Constant Time Updates in Hierarchical Heavy Hitters

TL;DR

This paper introduces a randomized constant time algorithm for hierarchical heavy hitters detection, significantly reducing processing overhead while maintaining accuracy, and demonstrates its high performance in real-world network environments.

Contribution

The paper presents the first randomized constant time algorithm for hierarchical heavy hitters detection, enabling faster processing with comparable accuracy to existing methods.

Findings

Achieves up to 62 times faster processing than previous algorithms.

Handles 13.8 million packets per second in Open vSwitch.

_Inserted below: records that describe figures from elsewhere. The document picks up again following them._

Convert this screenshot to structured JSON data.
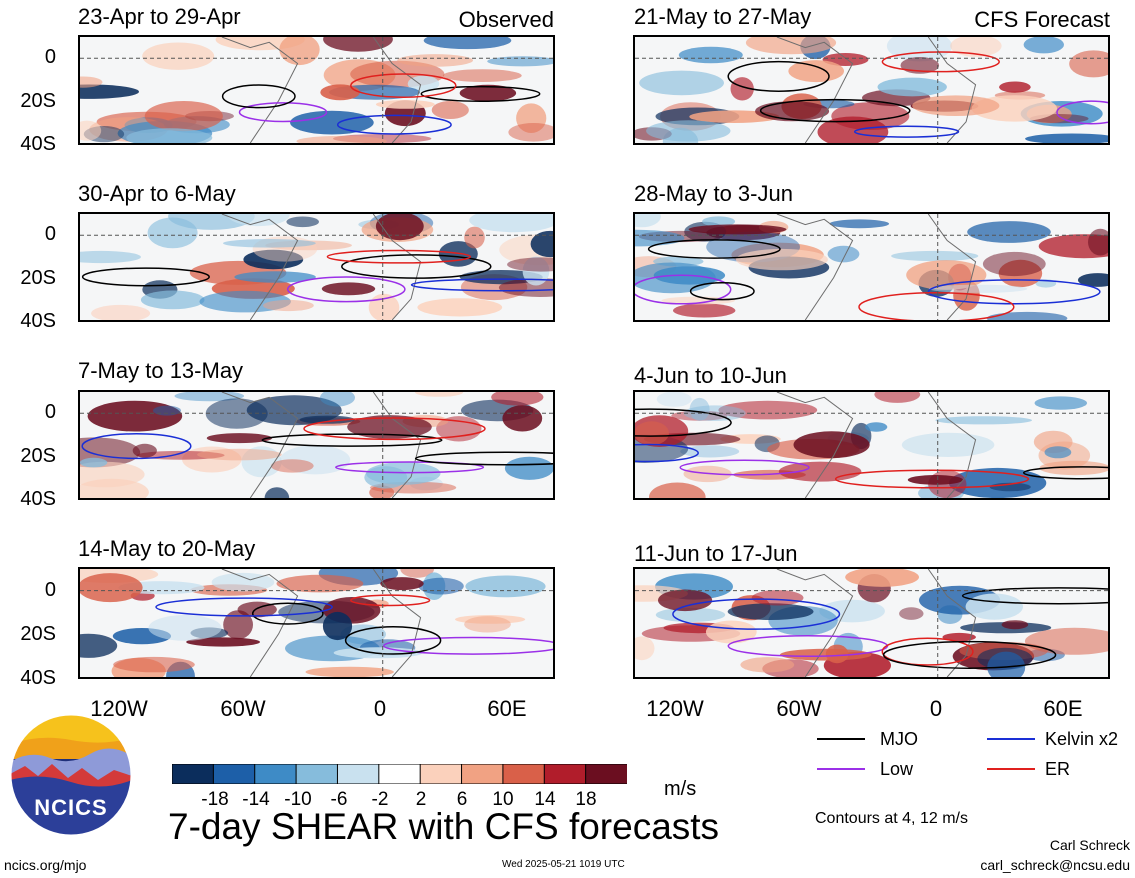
{
  "header": {
    "observed_label": "Observed",
    "forecast_label": "CFS Forecast"
  },
  "panels": [
    {
      "title": "23-Apr to 29-Apr"
    },
    {
      "title": "30-Apr to 6-May"
    },
    {
      "title": "7-May to 13-May"
    },
    {
      "title": "14-May to 20-May"
    },
    {
      "title": "21-May to 27-May"
    },
    {
      "title": "28-May to 3-Jun"
    },
    {
      "title": "4-Jun to 10-Jun"
    },
    {
      "title": "11-Jun to 17-Jun"
    }
  ],
  "chart_data": {
    "type": "heatmap",
    "title": "7-day SHEAR with CFS forecasts",
    "y_ticks": [
      "0",
      "20S",
      "40S"
    ],
    "x_ticks": [
      "120W",
      "60W",
      "0",
      "60E"
    ],
    "colorbar": {
      "unit": "m/s",
      "tick_labels": [
        "-18",
        "-14",
        "-10",
        "-6",
        "-2",
        "2",
        "6",
        "10",
        "14",
        "18"
      ],
      "colors": [
        "#0b2d5c",
        "#1d5fa8",
        "#3e8bc6",
        "#86bcdc",
        "#c9e1ef",
        "#ffffff",
        "#fbd1bc",
        "#f1a283",
        "#d96049",
        "#b11d2b",
        "#6b0e20"
      ]
    },
    "legend": [
      {
        "label": "MJO",
        "color": "#000000"
      },
      {
        "label": "Kelvin x2",
        "color": "#1a2fd6"
      },
      {
        "label": "Low",
        "color": "#9b30e8"
      },
      {
        "label": "ER",
        "color": "#e0201e"
      }
    ],
    "contour_note": "Contours at 4, 12 m/s"
  },
  "footer": {
    "logo_text": "NCICS",
    "url": "ncics.org/mjo",
    "timestamp": "Wed 2025-05-21 1019 UTC",
    "author": "Carl Schreck",
    "email": "carl_schreck@ncsu.edu"
  }
}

Maintains accuracy and recall comparable to prior algorithms.

Abstract

Monitoring tasks, such as anomaly and DDoS detection, require identifying frequent flow aggregates based on common IP prefixes. These are known as \emph{hierarchical heavy hitters} (HHH), where the hierarchy is determined based on the type of prefixes of interest in a given application. The per packet complexity of existing HHH algorithms is proportional to the size of the hierarchy, imposing significant overheads. In this paper, we propose a randomized constant time algorithm for HHH. We prove probabilistic precision bounds backed by an empirical evaluation. Using four real Internet packet traces, we demonstrate that our algorithm indeed obtains comparable accuracy and recall as previous works, while running up to 62 times faster. Finally, we extended Open vSwitch (OVS) with our algorithm and showed it is able to handle 13.8 million packets per second. In contrast, incorporating previous works in OVS only obtained 2.5 times lower throughput.